To minimize disruptions to in-person learning, the state health department also approved schools to use what it calls “targeted contact identification” to determine who must quarantine when a positive case of COVID-19 pops up. The rules dictate only close contacts, or those who were within 6 feet of an infected person for 15 minutes or more, must quarantine instead of entire cohorts of students and staff.
Polis said Tuesday that the state will support districts with additional resources for contact tracing, testing and personal protection equipment.
Despite encouraging data that leaders said give them confidence schools can safely reopen, many challenges remain.
Corey Wise, interim superintendent of Douglas County School District, said staffing shortages will continue to hinder operations and called on community members to apply to be bus drivers, substitute teachers and educational assistants.
Aurora Public Schools Superintendent Rico Munn emphasized the need for financial support to offset declining enrollment and new district investments related to COVID-19. And as the first doses of Pfizer’s vaccine were administered this week, the superintendents called on Polis to move teachers and support staff to the front of the line to receive it.

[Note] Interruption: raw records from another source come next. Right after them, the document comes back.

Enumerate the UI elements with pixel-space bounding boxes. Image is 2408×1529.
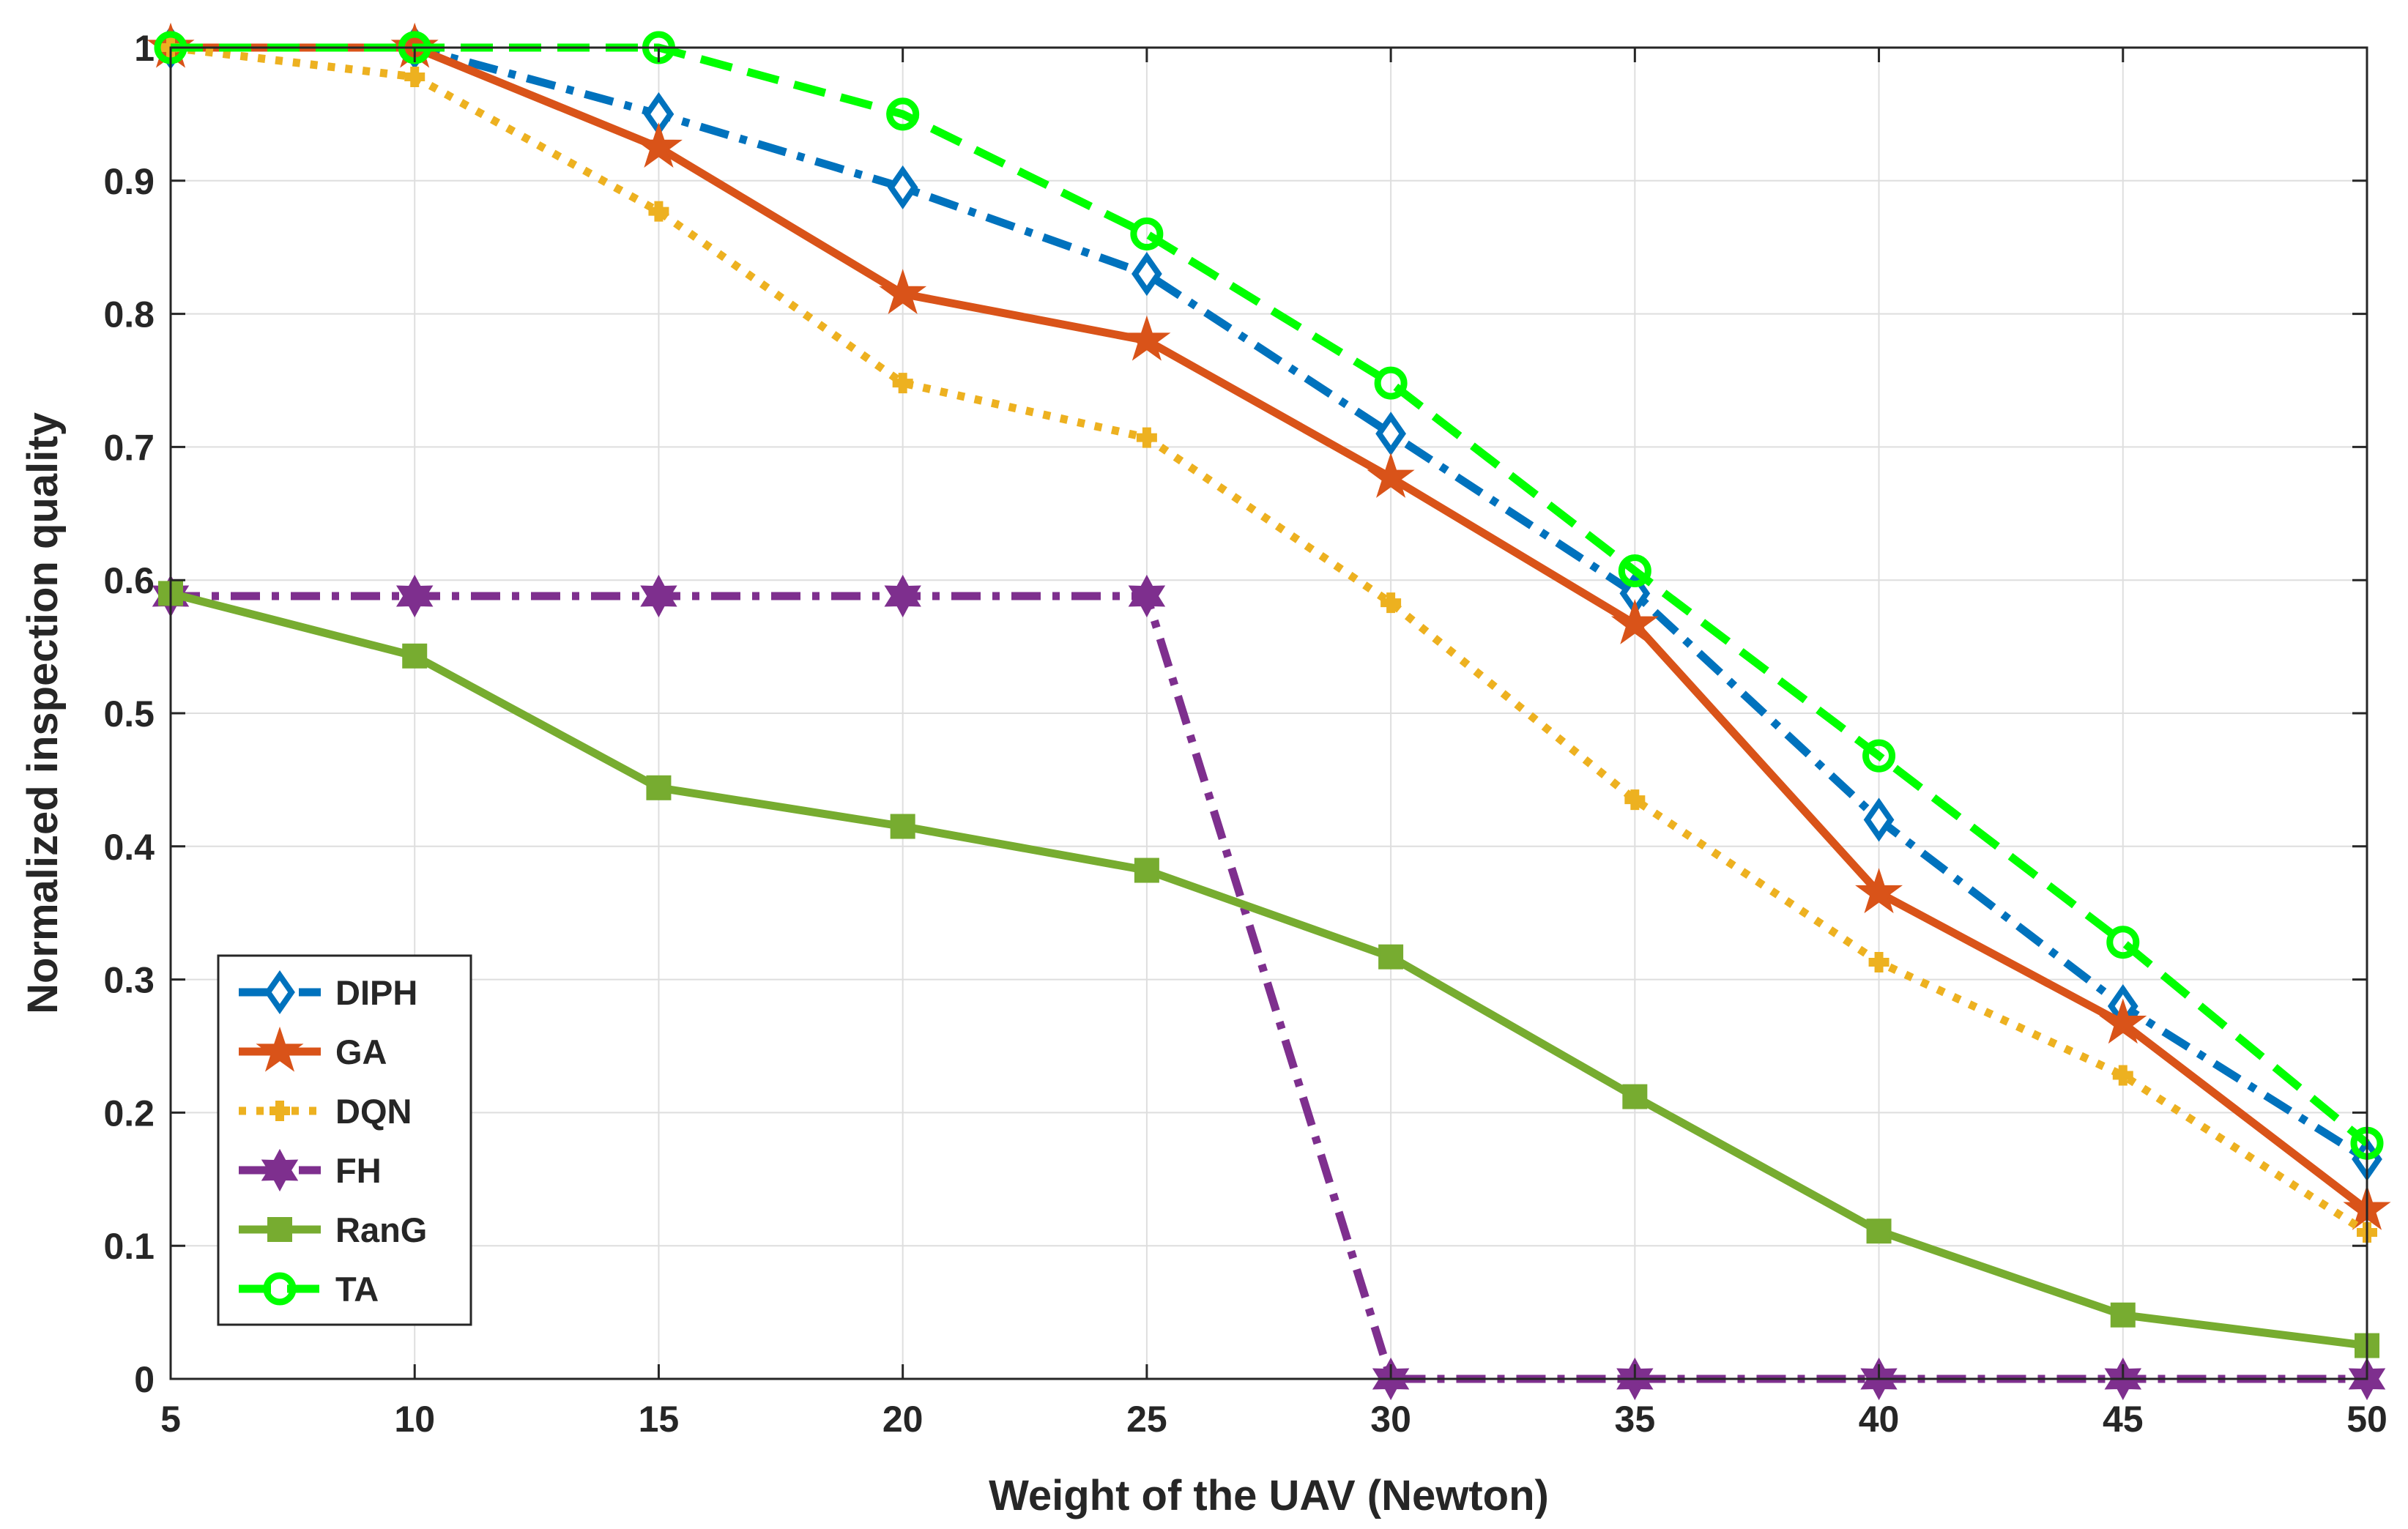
data-point-fh (1128, 574, 1166, 618)
data-point-ga (879, 269, 927, 314)
data-point-dqn (648, 201, 669, 222)
data-point-rang (890, 814, 915, 839)
data-point-dqn (892, 373, 913, 394)
x-tick-label: 35 (1615, 1399, 1656, 1440)
y-tick-label: 0 (134, 1359, 155, 1400)
data-point-dqn (1136, 427, 1157, 448)
data-point-ta (886, 97, 920, 131)
data-point-diph (887, 165, 918, 209)
data-point-dqn (1868, 951, 1889, 972)
legend-label: FH (335, 1151, 382, 1190)
data-point-rang (402, 643, 428, 669)
y-tick-label: 0.7 (103, 427, 155, 468)
legend-marker (261, 1148, 299, 1192)
y-tick-label: 0.8 (103, 294, 155, 335)
legend-item-rang: RanG (239, 1210, 427, 1249)
x-tick-label: 10 (394, 1399, 435, 1440)
x-tick-label: 20 (882, 1399, 924, 1440)
data-point-ta (2106, 926, 2140, 959)
x-tick-label: 50 (2346, 1399, 2387, 1440)
data-point-dqn (1624, 789, 1646, 811)
data-point-fh (884, 574, 921, 618)
legend-item-dqn: DQN (239, 1092, 412, 1131)
x-tick-label: 40 (1859, 1399, 1900, 1440)
legend-label: DQN (335, 1092, 412, 1131)
data-point-diph (1863, 797, 1895, 842)
legend-box (217, 954, 472, 1326)
y-tick-label: 0.6 (103, 560, 155, 601)
data-point-rang (1134, 857, 1159, 883)
legend-label: RanG (335, 1210, 427, 1249)
data-point-diph (1375, 412, 1406, 456)
ticks: 5 10 15 20 25 30 35 40 45 50 0 0.1 0.2 0.3 0.4 0.5 0.6 0.… (103, 28, 2387, 1440)
legend-marker (270, 1101, 290, 1121)
legend-item-fh: FH (239, 1148, 382, 1192)
legend-label: GA (335, 1033, 387, 1071)
x-tick-label: 25 (1126, 1399, 1167, 1440)
data-point-rang (1378, 944, 1404, 970)
data-point-ta (1862, 739, 1896, 773)
legend-marker (264, 970, 295, 1015)
data-point-ga (2099, 998, 2147, 1044)
legend-label: TA (335, 1270, 379, 1309)
data-point-ga (1367, 453, 1415, 498)
data-point-ga (1855, 868, 1903, 914)
series-line-ga (171, 43, 2370, 1213)
data-point-ga (1610, 599, 1659, 644)
legend-item-diph: DIPH (239, 970, 417, 1015)
data-point-ta (1130, 217, 1164, 251)
y-tick-label: 0.3 (103, 960, 155, 1001)
data-point-ga (1123, 315, 1171, 361)
data-point-dqn (404, 66, 426, 87)
data-point-dqn (2112, 1065, 2133, 1086)
data-point-fh (395, 574, 434, 618)
y-tick-label: 0.2 (103, 1093, 155, 1134)
legend: DIPH GA DQN FH RanG TA (217, 954, 472, 1326)
x-tick-label: 15 (639, 1399, 680, 1440)
legend-marker (267, 1217, 292, 1242)
y-tick-label: 1 (134, 28, 155, 69)
series-line-rang (169, 589, 2368, 1350)
legend-item-ta: TA (239, 1270, 379, 1309)
legend-item-ga: GA (239, 1026, 387, 1072)
y-tick-label: 0.9 (103, 161, 155, 202)
legend-marker (263, 1272, 297, 1306)
y-tick-label: 0.5 (103, 693, 155, 734)
x-tick-label: 30 (1370, 1399, 1411, 1440)
data-point-diph (1131, 252, 1162, 297)
data-point-dqn (1380, 592, 1402, 614)
data-point-ga (635, 122, 683, 168)
data-point-ta (1618, 554, 1651, 587)
x-tick-label: 45 (2103, 1399, 2144, 1440)
data-point-rang (646, 775, 672, 800)
x-tick-label: 5 (160, 1399, 181, 1440)
y-tick-label: 0.4 (103, 827, 155, 868)
data-point-rang (1622, 1084, 1648, 1109)
data-point-fh (640, 574, 677, 618)
y-axis-title: Normalized inspection quality (19, 412, 67, 1014)
data-point-ta (1374, 366, 1408, 400)
series-line-diph (171, 43, 2369, 1163)
data-point-rang (1866, 1219, 1892, 1244)
x-axis-title: Weight of the UAV (Newton) (989, 1472, 1549, 1519)
data-point-rang (2110, 1302, 2136, 1328)
legend-label: DIPH (335, 973, 417, 1012)
y-tick-label: 0.1 (103, 1226, 155, 1267)
legend-marker (256, 1026, 304, 1072)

Currently, school staff are listed in Phase 2 of Colorado’s vaccine rollout planning, meaning the earliest they would receive access would be in the spring. Wise said that’s not soon enough.
“We really need to advocate for our staff — our school staff, our bus drivers, our educational assistants — to be able to provide that education in person,” he said. “If we can move our teachers and school staff up a tier and get those vaccinations earlier, that’s going to be huge and a game-changer, not only for education, but also for our society and community.”